Directors include not only those people who are appointed directors, but also people who act as directors, even if they are not formally appointed. Shadow or de facto directors, and even other parties in control of the company at the relevant time, may be exposed to an insolvent trading claim. The “other parties” definition does not include people who give advice as part of their normal professional role, including accountants, managers and other paid consultants.

Is there a difference between “incurred” and “accrued” debts?

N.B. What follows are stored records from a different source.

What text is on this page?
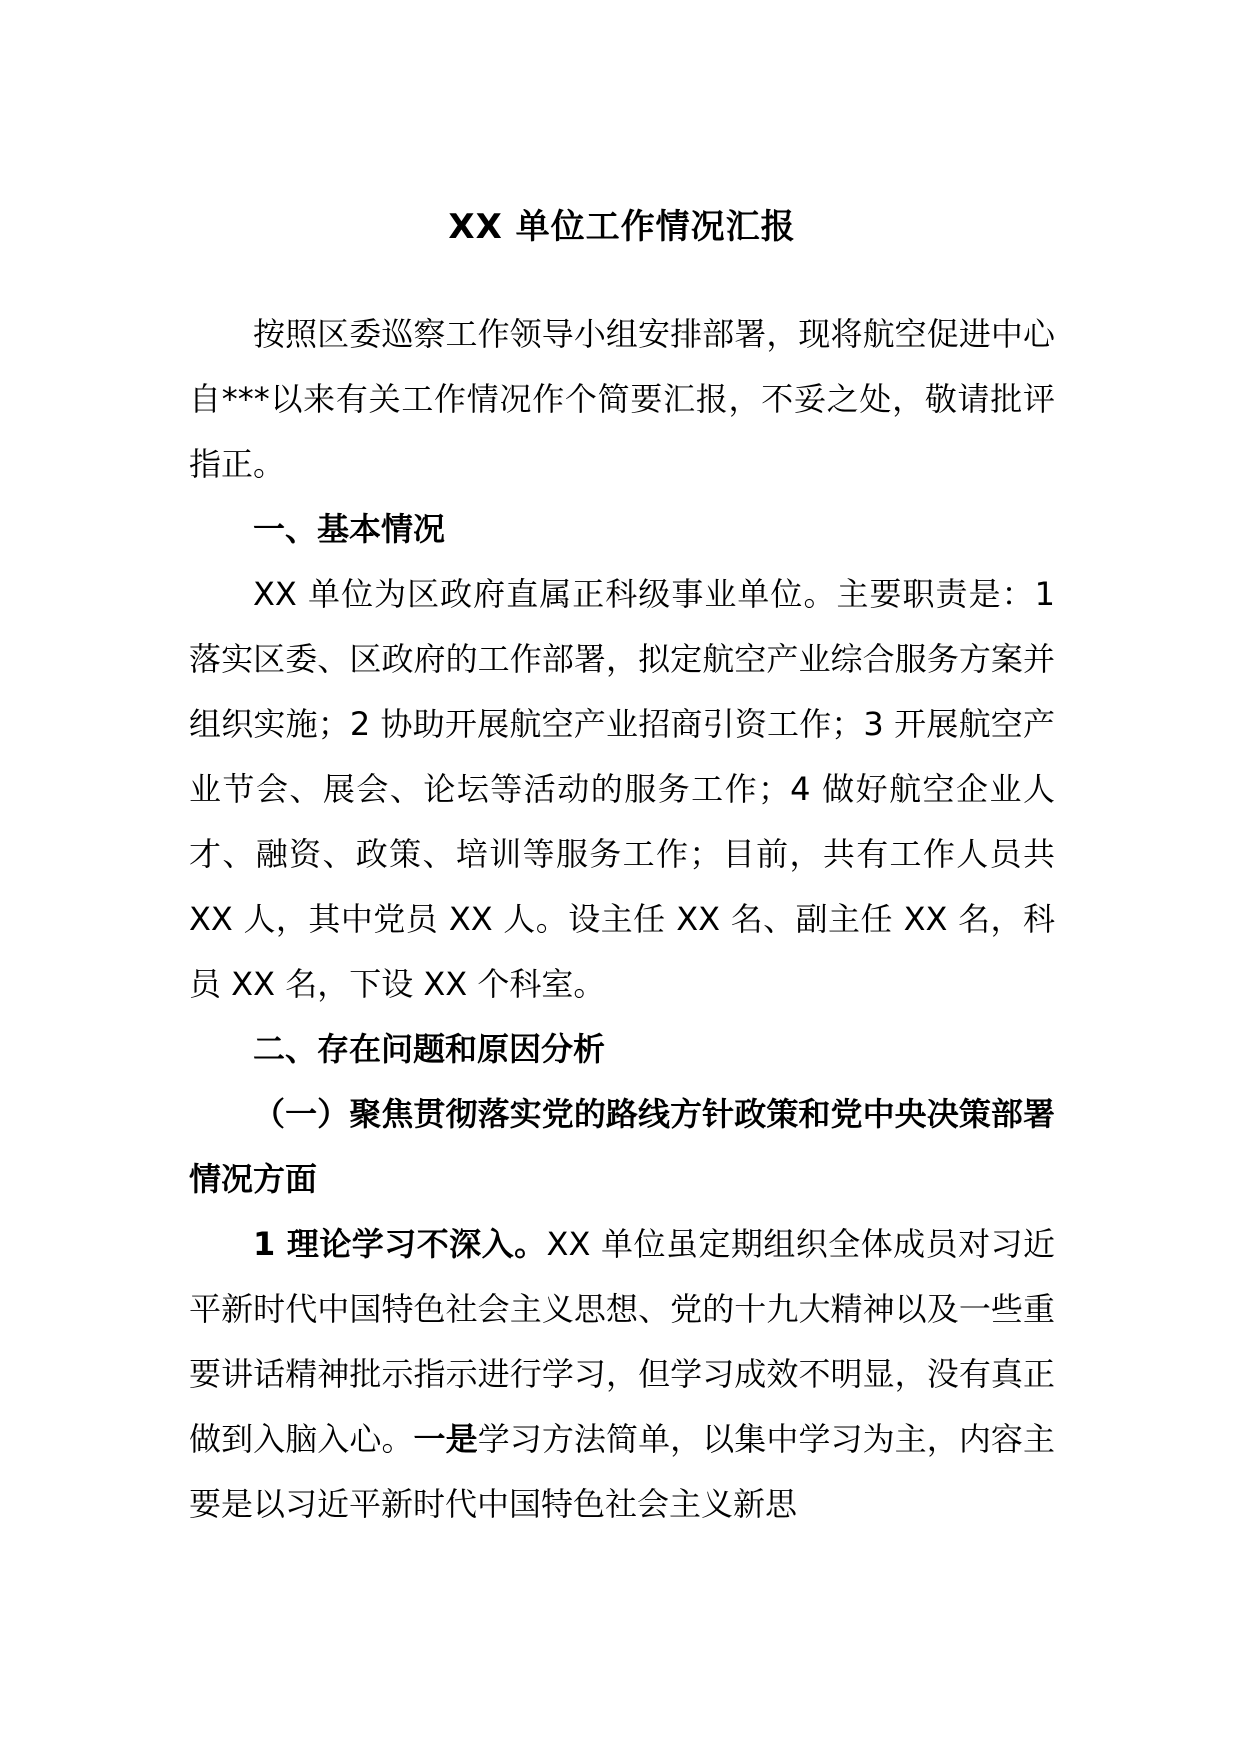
XX 单位工作情况汇报

按照区委巡察工作领导小组安排部署，现将航空促进中心自***以来有关工作情况作个简要汇报，不妥之处，敬请批评指正。

一、基本情况

XX 单位为区政府直属正科级事业单位。主要职责是：1 落实区委、区政府的工作部署，拟定航空产业综合服务方案并组织实施；2 协助开展航空产业招商引资工作；3 开展航空产业节会、展会、论坛等活动的服务工作；4 做好航空企业人才、融资、政策、培训等服务工作；目前，共有工作人员共 XX 人，其中党员 XX 人。设主任 XX 名、副主任 XX 名，科员 XX 名，下设 XX 个科室。

二、存在问题和原因分析

（一）聚焦贯彻落实党的路线方针政策和党中央决策部署情况方面

1 理论学习不深入。XX 单位虽定期组织全体成员对习近平新时代中国特色社会主义思想、党的十九大精神以及一些重要讲话精神批示指示进行学习，但学习成效不明显，没有真正做到入脑入心。一是学习方法简单，以集中学习为主，内容主要是以习近平新时代中国特色社会主义新思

The distinction is that the insolvent trading debt must be incurred, not just accrued, at the time when the company was insolvent. An incurred debt involves the creation of a new debt that did not previously exist and is liable for claims. Accrued debts will not form part of an insolvent trading claim as they usually relate to ongoing contractual agreements, provided that the original agreement was entered into when the company was solvent. For example, lease payments that become due from time to time under a contract entered into prior to the insolvency, will not form part of an insolvent trading claim.

What defences are available to Directors?

The Corporations Act provides some statutory defences to directors. For example, a director may not be liable for an insolvent trading claim when there were reasonable grounds to expect (not just suspect) that the company was solvent, or where a good reason existed for not taking part in the management of the company at the relevant time, or where the director took all reasonable steps to stop the company from incurring the debt. If you are facing a claim and are in a position where you believe you have grounds a defence, you should seek professional advice.

Can creditors take action for Insolvent Trading?
Even when a liquidator does not or cannot make a claim, creditors of the company can make a claim themselves. Creditors may apply to the liquidator for consent six months after the liquidation and may commence an action at any time with the written consent of the liquidator. Nevertheless, unlike liquidators, creditors cannot group all debts into their claim and can only take actions for their own debt. The Corporations Act may in some circumstances prevent the creditor from taking action, for example where the liquidator has begun proceedings or has intervened in an application for a civil penalty order.

How long do liquidators have to take an Insolvent Trading action?
The Act allows liquidators six years from the beginning of the liquidation to commence an action for insolvent trading. The liquidator must commence proceedings within that six year period although it is not sufficient to merely issue a demand.